Hotel donde se están llevando a cabo las negociaciones. Vía: News 18
Las cartas sobre la mesa: Ormuz y activos congelados
El eje central de la negociación es la reapertura inmediata del Estrecho de Ormuz. Mientras Donald Trump ha asegurado desde Washington que la vía “pronto estará abierta”, la delegación iraní ha condicionado este paso a una serie de exigencias firmes:
- Desbloqueo de activos: Teherán exige la liberación de sus fondos congelados en el extranjero como gesto de buena voluntad.
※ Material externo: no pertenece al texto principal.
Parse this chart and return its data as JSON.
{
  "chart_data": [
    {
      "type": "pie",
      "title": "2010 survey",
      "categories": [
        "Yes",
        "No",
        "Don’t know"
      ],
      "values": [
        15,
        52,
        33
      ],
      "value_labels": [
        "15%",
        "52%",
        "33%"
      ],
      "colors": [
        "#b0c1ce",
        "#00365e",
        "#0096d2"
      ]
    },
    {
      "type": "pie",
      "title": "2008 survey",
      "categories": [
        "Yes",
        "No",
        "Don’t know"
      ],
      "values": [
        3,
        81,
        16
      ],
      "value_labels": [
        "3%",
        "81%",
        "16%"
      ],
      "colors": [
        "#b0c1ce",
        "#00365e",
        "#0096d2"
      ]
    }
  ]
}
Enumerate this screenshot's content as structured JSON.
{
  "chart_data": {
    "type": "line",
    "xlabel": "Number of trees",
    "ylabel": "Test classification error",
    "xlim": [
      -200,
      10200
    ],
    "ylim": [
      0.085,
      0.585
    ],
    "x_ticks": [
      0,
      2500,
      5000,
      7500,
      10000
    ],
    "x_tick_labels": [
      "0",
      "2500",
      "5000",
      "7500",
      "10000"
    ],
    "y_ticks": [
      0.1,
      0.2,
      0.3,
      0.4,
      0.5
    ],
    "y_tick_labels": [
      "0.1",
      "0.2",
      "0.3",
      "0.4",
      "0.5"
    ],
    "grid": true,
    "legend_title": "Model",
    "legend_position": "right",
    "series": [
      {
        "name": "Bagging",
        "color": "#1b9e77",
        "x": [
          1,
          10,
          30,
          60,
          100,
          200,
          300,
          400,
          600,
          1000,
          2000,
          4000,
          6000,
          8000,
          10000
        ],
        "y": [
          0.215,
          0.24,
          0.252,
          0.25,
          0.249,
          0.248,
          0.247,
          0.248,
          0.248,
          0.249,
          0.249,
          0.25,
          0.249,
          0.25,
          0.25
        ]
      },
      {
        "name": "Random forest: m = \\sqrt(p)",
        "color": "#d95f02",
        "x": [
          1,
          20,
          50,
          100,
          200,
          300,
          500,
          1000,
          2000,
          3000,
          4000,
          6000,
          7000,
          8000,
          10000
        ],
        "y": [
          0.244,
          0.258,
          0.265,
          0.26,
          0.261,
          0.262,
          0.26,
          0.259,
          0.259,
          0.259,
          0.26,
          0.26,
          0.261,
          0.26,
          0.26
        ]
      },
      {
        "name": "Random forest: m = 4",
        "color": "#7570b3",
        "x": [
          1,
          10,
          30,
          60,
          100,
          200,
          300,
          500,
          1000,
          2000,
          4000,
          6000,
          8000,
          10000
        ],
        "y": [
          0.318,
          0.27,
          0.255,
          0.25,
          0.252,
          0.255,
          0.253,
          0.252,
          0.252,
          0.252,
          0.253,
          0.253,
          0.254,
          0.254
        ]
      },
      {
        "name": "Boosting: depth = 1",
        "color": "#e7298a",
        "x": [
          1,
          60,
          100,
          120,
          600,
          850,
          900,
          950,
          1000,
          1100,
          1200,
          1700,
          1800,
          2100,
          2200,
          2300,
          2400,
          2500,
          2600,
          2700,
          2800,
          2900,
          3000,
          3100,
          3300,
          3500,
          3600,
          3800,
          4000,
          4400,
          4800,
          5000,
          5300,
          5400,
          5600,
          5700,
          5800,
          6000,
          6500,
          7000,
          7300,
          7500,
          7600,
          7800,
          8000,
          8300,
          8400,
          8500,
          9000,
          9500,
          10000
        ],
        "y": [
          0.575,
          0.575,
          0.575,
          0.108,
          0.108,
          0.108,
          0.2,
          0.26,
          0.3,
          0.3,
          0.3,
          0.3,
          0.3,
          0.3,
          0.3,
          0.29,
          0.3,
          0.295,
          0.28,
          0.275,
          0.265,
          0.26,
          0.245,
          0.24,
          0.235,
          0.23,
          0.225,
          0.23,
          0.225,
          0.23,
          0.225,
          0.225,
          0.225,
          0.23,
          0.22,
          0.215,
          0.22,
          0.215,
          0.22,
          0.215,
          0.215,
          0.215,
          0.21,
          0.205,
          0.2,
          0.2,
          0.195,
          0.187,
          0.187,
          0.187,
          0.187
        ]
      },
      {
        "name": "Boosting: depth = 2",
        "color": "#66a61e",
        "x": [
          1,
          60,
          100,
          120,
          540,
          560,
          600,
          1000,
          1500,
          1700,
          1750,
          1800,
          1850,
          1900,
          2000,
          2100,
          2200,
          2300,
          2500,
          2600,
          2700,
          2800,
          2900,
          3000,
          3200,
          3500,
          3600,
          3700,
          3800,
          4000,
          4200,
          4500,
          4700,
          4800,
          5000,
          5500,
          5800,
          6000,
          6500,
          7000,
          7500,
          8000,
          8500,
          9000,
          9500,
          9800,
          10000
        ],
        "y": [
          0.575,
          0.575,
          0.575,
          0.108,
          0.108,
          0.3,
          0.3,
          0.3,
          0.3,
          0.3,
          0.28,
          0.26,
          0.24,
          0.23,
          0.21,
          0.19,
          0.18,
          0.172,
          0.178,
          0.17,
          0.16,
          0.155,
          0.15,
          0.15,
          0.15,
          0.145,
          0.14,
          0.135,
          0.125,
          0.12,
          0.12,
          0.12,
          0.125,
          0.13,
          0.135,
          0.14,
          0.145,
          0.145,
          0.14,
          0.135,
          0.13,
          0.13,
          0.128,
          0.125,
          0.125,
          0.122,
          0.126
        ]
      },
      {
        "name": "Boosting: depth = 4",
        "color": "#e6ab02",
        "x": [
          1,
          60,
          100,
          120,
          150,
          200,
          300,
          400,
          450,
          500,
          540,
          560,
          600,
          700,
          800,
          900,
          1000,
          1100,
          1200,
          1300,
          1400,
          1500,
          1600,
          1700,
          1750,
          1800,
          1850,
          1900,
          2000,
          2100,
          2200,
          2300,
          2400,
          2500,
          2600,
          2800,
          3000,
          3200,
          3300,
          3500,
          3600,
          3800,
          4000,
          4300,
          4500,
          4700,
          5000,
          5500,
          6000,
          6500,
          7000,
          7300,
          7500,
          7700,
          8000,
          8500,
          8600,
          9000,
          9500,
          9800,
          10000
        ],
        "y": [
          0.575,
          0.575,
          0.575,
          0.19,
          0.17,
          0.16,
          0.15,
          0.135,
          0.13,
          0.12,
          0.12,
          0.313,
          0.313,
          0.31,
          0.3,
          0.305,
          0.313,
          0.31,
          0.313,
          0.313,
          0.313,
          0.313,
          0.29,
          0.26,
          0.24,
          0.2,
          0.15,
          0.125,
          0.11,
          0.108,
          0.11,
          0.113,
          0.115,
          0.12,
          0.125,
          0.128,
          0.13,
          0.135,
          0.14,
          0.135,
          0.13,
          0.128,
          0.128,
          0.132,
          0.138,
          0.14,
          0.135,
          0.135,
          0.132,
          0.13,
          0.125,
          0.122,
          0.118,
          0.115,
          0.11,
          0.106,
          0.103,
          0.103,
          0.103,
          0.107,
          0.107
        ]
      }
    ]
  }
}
- Cese al fuego regional: Irán insiste en que la tregua debe ser integral y cubrir también los frentes en el Líbano, punto que Israel ha rechazado hasta el momento.
- Control y tasas: La propuesta iraní incluye el cobro de tasas de tránsito y el uso obligatorio del nombre “Golfo Pérsico” en las comunicaciones marítimas.
Por su parte, el equipo de JD Vance, integrado también por Jared Kushner y Steve Witkoff, mantiene como prioridad absoluta la desnuclearización y la seguridad de la navegación, advirtiendo que no aceptarán “engaños” durante el proceso.

Vía: FB @Edwin Pitti
Una tregua bajo presión
A pesar del inicio del diálogo, la desconfianza es palpable. Mientras medios iraníes sugirieron que EE. UU. ya habría accedido a liberar parte de los activos, funcionarios en Washington negaron rápidamente dicha afirmación. La situación se complica por los continuos combates entre Israel y Hezbolá, un factor que Qalibaf calificó como una “línea roja” que debe respetarse para que las negociaciones prosperen.
El mundo observa con cautela este periodo de negociaciones pactado en el “Acuerdo de Islamabad”. El resultado definirá si la región avanza hacia una solución diplomática definitiva o si el conflicto, iniciado el pasado 28 de febrero, retoma su escalada militar con consecuencias impredecibles para el mercado petrolero.